Cancer pharmaceutical company Race Oncology (RAC) is reporting impressive results from a phase two clinical trial in acute myeloid leukaemia.

The small open-label trial at Israel’s Sheba Medical Centre returned a 40 per cent response rate in patients with relapsed or refractory acute myeloid leukaemia (R/R AML).

While the trial cohort consisted of just 10 subjects, the results are still significant given the patients had been unresponsive to three prior therapies on average.

A new hope

R/R AML remains difficult to treat, so any clinical advance will be significant.

The 40 per cent response rate — including one patient in complete remission — is impressive given the cohort’s failure to respond to prior treatments.

The trial drug, bisantrene, has been around since the 1980s, however, most trial data are old and studies were not conducted using the current formulation.

The fact the drug presents significantly lower toxicities than current treatments (anthracyclines), means it also represents a therapeutic option often unavailable to fragile patients with R/R AML.

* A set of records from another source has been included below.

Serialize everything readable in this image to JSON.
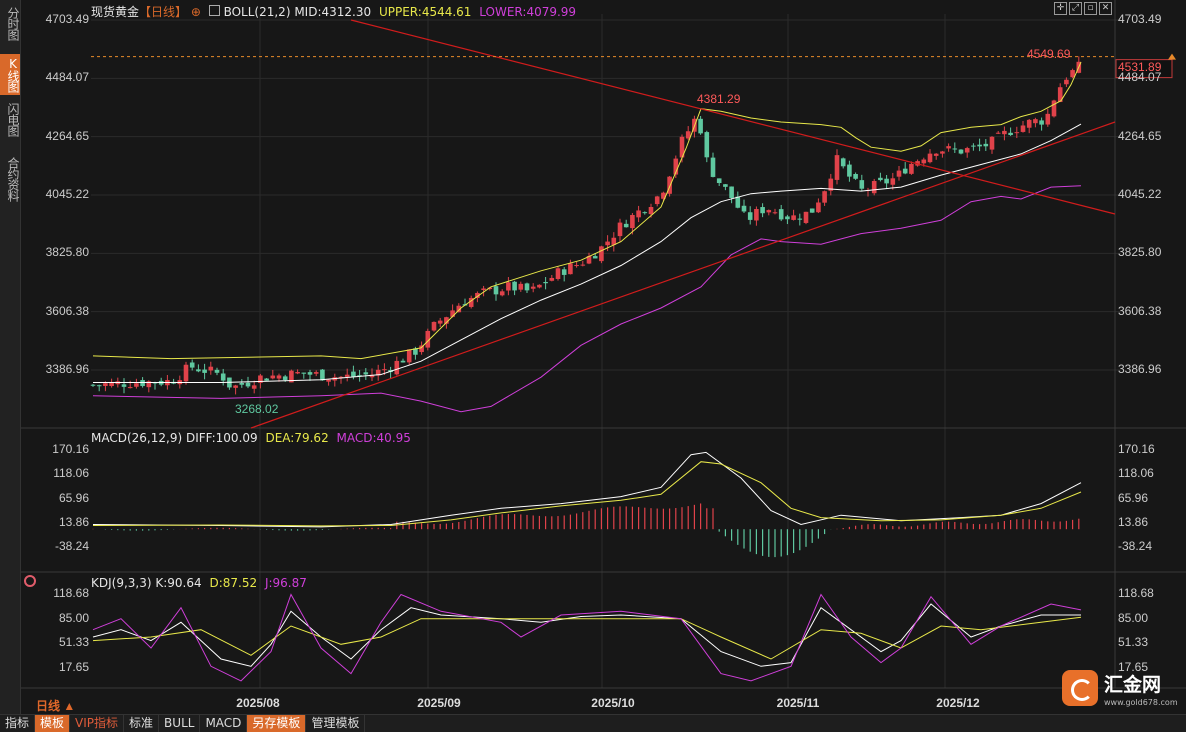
{
  "sidebar": [
    {
      "label": "分时图",
      "active": false
    },
    {
      "label": "K线图",
      "active": true
    },
    {
      "label": "闪电图",
      "active": false
    },
    {
      "label": "合约资料",
      "active": false
    }
  ],
  "header": {
    "symbol": "现货黄金",
    "period": "【日线】",
    "add_icon": "⊕",
    "boll_label": "BOLL(21,2)",
    "mid": "MID:4312.30",
    "upper": "UPPER:4544.61",
    "lower": "LOWER:4079.99"
  },
  "macd_header": {
    "label": "MACD(26,12,9)",
    "diff": "DIFF:100.09",
    "dea": "DEA:79.62",
    "macd": "MACD:40.95"
  },
  "kdj_header": {
    "label": "KDJ(9,3,3)",
    "k": "K:90.64",
    "d": "D:87.52",
    "j": "J:96.87"
  },
  "price_axis": [
    "4703.49",
    "4484.07",
    "4264.65",
    "4045.22",
    "3825.80",
    "3606.38",
    "3386.96"
  ],
  "macd_axis": [
    "170.16",
    "118.06",
    "65.96",
    "13.86",
    "-38.24"
  ],
  "kdj_axis": [
    "118.68",
    "85.00",
    "51.33",
    "17.65"
  ],
  "x_axis": [
    "2025/08",
    "2025/09",
    "2025/10",
    "2025/11",
    "2025/12"
  ],
  "annotations": {
    "high": "4381.29",
    "low": "3268.02",
    "latest_high": "4549.69",
    "current": "4531.89"
  },
  "period_label": "日线",
  "bottom_tabs": [
    "指标",
    "模板",
    "VIP指标",
    "标准",
    "BULL",
    "MACD",
    "另存模板",
    "管理模板"
  ],
  "logo": {
    "name": "汇金网",
    "url": "www.gold678.com"
  },
  "colors": {
    "up": "#e0424a",
    "down": "#5fc8a0",
    "upper": "#e8e84a",
    "mid": "#ffffff",
    "lower": "#cf3fd9",
    "accent": "#d9692a"
  }
}
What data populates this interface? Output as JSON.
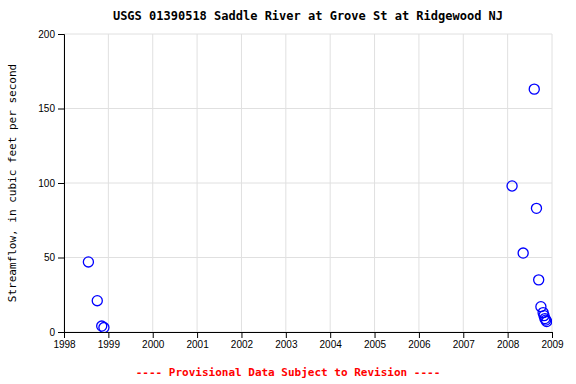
{
  "chart_data": {
    "type": "scatter",
    "title": "USGS 01390518 Saddle River at Grove St at Ridgewood NJ",
    "ylabel": "Streamflow, in cubic feet per second",
    "annotations": [
      {
        "text": "---- Provisional Data Subject to Revision ----",
        "color": "red"
      }
    ],
    "x": [
      1998.55,
      1998.75,
      1998.85,
      1998.9,
      2008.1,
      2008.35,
      2008.6,
      2008.65,
      2008.7,
      2008.75,
      2008.8,
      2008.82,
      2008.84,
      2008.86,
      2008.88
    ],
    "values": [
      47,
      21,
      4,
      3,
      98,
      53,
      163,
      83,
      35,
      17,
      13,
      11,
      9,
      8,
      7
    ],
    "color": "blue",
    "marker": "circle",
    "xlim": [
      1998,
      2009
    ],
    "ylim": [
      0,
      200
    ],
    "xticks": [
      1998,
      1999,
      2000,
      2001,
      2002,
      2003,
      2004,
      2005,
      2006,
      2007,
      2008,
      2009
    ],
    "yticks": [
      0,
      50,
      100,
      150,
      200
    ],
    "grid": true
  }
}
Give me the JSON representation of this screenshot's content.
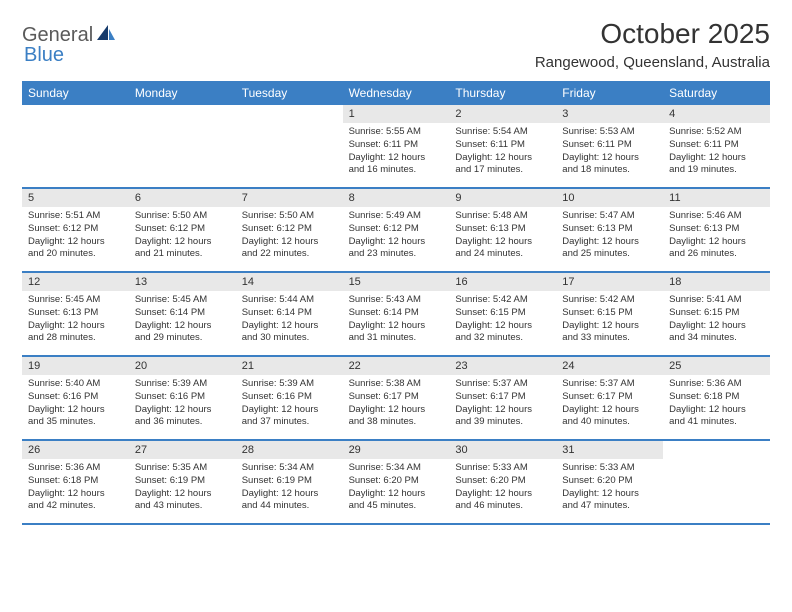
{
  "logo": {
    "text1": "General",
    "text2": "Blue"
  },
  "title": "October 2025",
  "location": "Rangewood, Queensland, Australia",
  "colors": {
    "header_bg": "#3b7fc4",
    "header_text": "#ffffff",
    "daynum_bg": "#e8e8e8",
    "rule": "#3b7fc4",
    "text": "#333333",
    "logo_gray": "#5a5a5a",
    "logo_blue": "#3b7fc4"
  },
  "weekdays": [
    "Sunday",
    "Monday",
    "Tuesday",
    "Wednesday",
    "Thursday",
    "Friday",
    "Saturday"
  ],
  "weeks": [
    [
      {
        "n": "",
        "sr": "",
        "ss": "",
        "dl": ""
      },
      {
        "n": "",
        "sr": "",
        "ss": "",
        "dl": ""
      },
      {
        "n": "",
        "sr": "",
        "ss": "",
        "dl": ""
      },
      {
        "n": "1",
        "sr": "Sunrise: 5:55 AM",
        "ss": "Sunset: 6:11 PM",
        "dl": "Daylight: 12 hours and 16 minutes."
      },
      {
        "n": "2",
        "sr": "Sunrise: 5:54 AM",
        "ss": "Sunset: 6:11 PM",
        "dl": "Daylight: 12 hours and 17 minutes."
      },
      {
        "n": "3",
        "sr": "Sunrise: 5:53 AM",
        "ss": "Sunset: 6:11 PM",
        "dl": "Daylight: 12 hours and 18 minutes."
      },
      {
        "n": "4",
        "sr": "Sunrise: 5:52 AM",
        "ss": "Sunset: 6:11 PM",
        "dl": "Daylight: 12 hours and 19 minutes."
      }
    ],
    [
      {
        "n": "5",
        "sr": "Sunrise: 5:51 AM",
        "ss": "Sunset: 6:12 PM",
        "dl": "Daylight: 12 hours and 20 minutes."
      },
      {
        "n": "6",
        "sr": "Sunrise: 5:50 AM",
        "ss": "Sunset: 6:12 PM",
        "dl": "Daylight: 12 hours and 21 minutes."
      },
      {
        "n": "7",
        "sr": "Sunrise: 5:50 AM",
        "ss": "Sunset: 6:12 PM",
        "dl": "Daylight: 12 hours and 22 minutes."
      },
      {
        "n": "8",
        "sr": "Sunrise: 5:49 AM",
        "ss": "Sunset: 6:12 PM",
        "dl": "Daylight: 12 hours and 23 minutes."
      },
      {
        "n": "9",
        "sr": "Sunrise: 5:48 AM",
        "ss": "Sunset: 6:13 PM",
        "dl": "Daylight: 12 hours and 24 minutes."
      },
      {
        "n": "10",
        "sr": "Sunrise: 5:47 AM",
        "ss": "Sunset: 6:13 PM",
        "dl": "Daylight: 12 hours and 25 minutes."
      },
      {
        "n": "11",
        "sr": "Sunrise: 5:46 AM",
        "ss": "Sunset: 6:13 PM",
        "dl": "Daylight: 12 hours and 26 minutes."
      }
    ],
    [
      {
        "n": "12",
        "sr": "Sunrise: 5:45 AM",
        "ss": "Sunset: 6:13 PM",
        "dl": "Daylight: 12 hours and 28 minutes."
      },
      {
        "n": "13",
        "sr": "Sunrise: 5:45 AM",
        "ss": "Sunset: 6:14 PM",
        "dl": "Daylight: 12 hours and 29 minutes."
      },
      {
        "n": "14",
        "sr": "Sunrise: 5:44 AM",
        "ss": "Sunset: 6:14 PM",
        "dl": "Daylight: 12 hours and 30 minutes."
      },
      {
        "n": "15",
        "sr": "Sunrise: 5:43 AM",
        "ss": "Sunset: 6:14 PM",
        "dl": "Daylight: 12 hours and 31 minutes."
      },
      {
        "n": "16",
        "sr": "Sunrise: 5:42 AM",
        "ss": "Sunset: 6:15 PM",
        "dl": "Daylight: 12 hours and 32 minutes."
      },
      {
        "n": "17",
        "sr": "Sunrise: 5:42 AM",
        "ss": "Sunset: 6:15 PM",
        "dl": "Daylight: 12 hours and 33 minutes."
      },
      {
        "n": "18",
        "sr": "Sunrise: 5:41 AM",
        "ss": "Sunset: 6:15 PM",
        "dl": "Daylight: 12 hours and 34 minutes."
      }
    ],
    [
      {
        "n": "19",
        "sr": "Sunrise: 5:40 AM",
        "ss": "Sunset: 6:16 PM",
        "dl": "Daylight: 12 hours and 35 minutes."
      },
      {
        "n": "20",
        "sr": "Sunrise: 5:39 AM",
        "ss": "Sunset: 6:16 PM",
        "dl": "Daylight: 12 hours and 36 minutes."
      },
      {
        "n": "21",
        "sr": "Sunrise: 5:39 AM",
        "ss": "Sunset: 6:16 PM",
        "dl": "Daylight: 12 hours and 37 minutes."
      },
      {
        "n": "22",
        "sr": "Sunrise: 5:38 AM",
        "ss": "Sunset: 6:17 PM",
        "dl": "Daylight: 12 hours and 38 minutes."
      },
      {
        "n": "23",
        "sr": "Sunrise: 5:37 AM",
        "ss": "Sunset: 6:17 PM",
        "dl": "Daylight: 12 hours and 39 minutes."
      },
      {
        "n": "24",
        "sr": "Sunrise: 5:37 AM",
        "ss": "Sunset: 6:17 PM",
        "dl": "Daylight: 12 hours and 40 minutes."
      },
      {
        "n": "25",
        "sr": "Sunrise: 5:36 AM",
        "ss": "Sunset: 6:18 PM",
        "dl": "Daylight: 12 hours and 41 minutes."
      }
    ],
    [
      {
        "n": "26",
        "sr": "Sunrise: 5:36 AM",
        "ss": "Sunset: 6:18 PM",
        "dl": "Daylight: 12 hours and 42 minutes."
      },
      {
        "n": "27",
        "sr": "Sunrise: 5:35 AM",
        "ss": "Sunset: 6:19 PM",
        "dl": "Daylight: 12 hours and 43 minutes."
      },
      {
        "n": "28",
        "sr": "Sunrise: 5:34 AM",
        "ss": "Sunset: 6:19 PM",
        "dl": "Daylight: 12 hours and 44 minutes."
      },
      {
        "n": "29",
        "sr": "Sunrise: 5:34 AM",
        "ss": "Sunset: 6:20 PM",
        "dl": "Daylight: 12 hours and 45 minutes."
      },
      {
        "n": "30",
        "sr": "Sunrise: 5:33 AM",
        "ss": "Sunset: 6:20 PM",
        "dl": "Daylight: 12 hours and 46 minutes."
      },
      {
        "n": "31",
        "sr": "Sunrise: 5:33 AM",
        "ss": "Sunset: 6:20 PM",
        "dl": "Daylight: 12 hours and 47 minutes."
      },
      {
        "n": "",
        "sr": "",
        "ss": "",
        "dl": ""
      }
    ]
  ]
}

While the drug does exhibit some side-effects including thrombocytopaenia (low blood platelets) and mucositis (mouth ulcers), these are known and expected toxicities for this family of drugs, and are less severe than the cardiotoxicity (heart problems) associated with anthracyclines.

Race Oncology Chief Scientific Officer Dr Daniel Tillett says the results show positive indications for application in a vulnerable patient group.

“A key focus of this trial was a determination of bisantrene’s safety in a modern context, so it was encouraging to see the drug’s tolerability profile compared favourably with other commonly used chemotherapy agents such as the anthracyclines,” Daniel said.

“The side effects were in keeping with what we would expect to see with all chemotherapeutics of this class and provide further evidence of bisantrene’s clinical safety.

“These results are pleasing from both a safety and activity perspective, particularly given the clinically challenging patient population included in this trial,” he added.

The Sheba team concluded bisantrene represents a promising anti-leukaemic therapy with an acceptable safety profile.

Data from the study will be submitted for peer review.

Next steps

While the study results by no means represent a silver bullet in the treatment of R/R AML, the positive indications are well worth pursuing in further, larger trials.

Race Oncology Executive Chairman Dr John Cullity says the company will follow up with further studies of bisantrene for R/R AML and other cancers.

“This drug is talking to us. As this was an open-label, single-agent trial, we can be confident that it was the bisantrene exposure which generated the positive results,” John said.

“The patient cohort had advanced AML and had previously failed an average of three lines of therapy, so they were always going to be tough to treat,” he continued.

“A 40 per cent overall response rate after only a single course of treatment markedly exceeds expectations. It’s a hugely promising result and one which reinforces our development plans for bisantrene.”

Executive Chairman, Dr John Cullity

Race Oncology will pursue its ‘5-Path’ clinical development strategy across the U.S. and Australia, with clinical trials of bisantrene in the treatment of AML, breast and ovarian cancers through 2020.

Race Oncology shareholders must be happy with the news — company shares are up 52.4 per cent to 48 cents each as at 11:40 am AEST.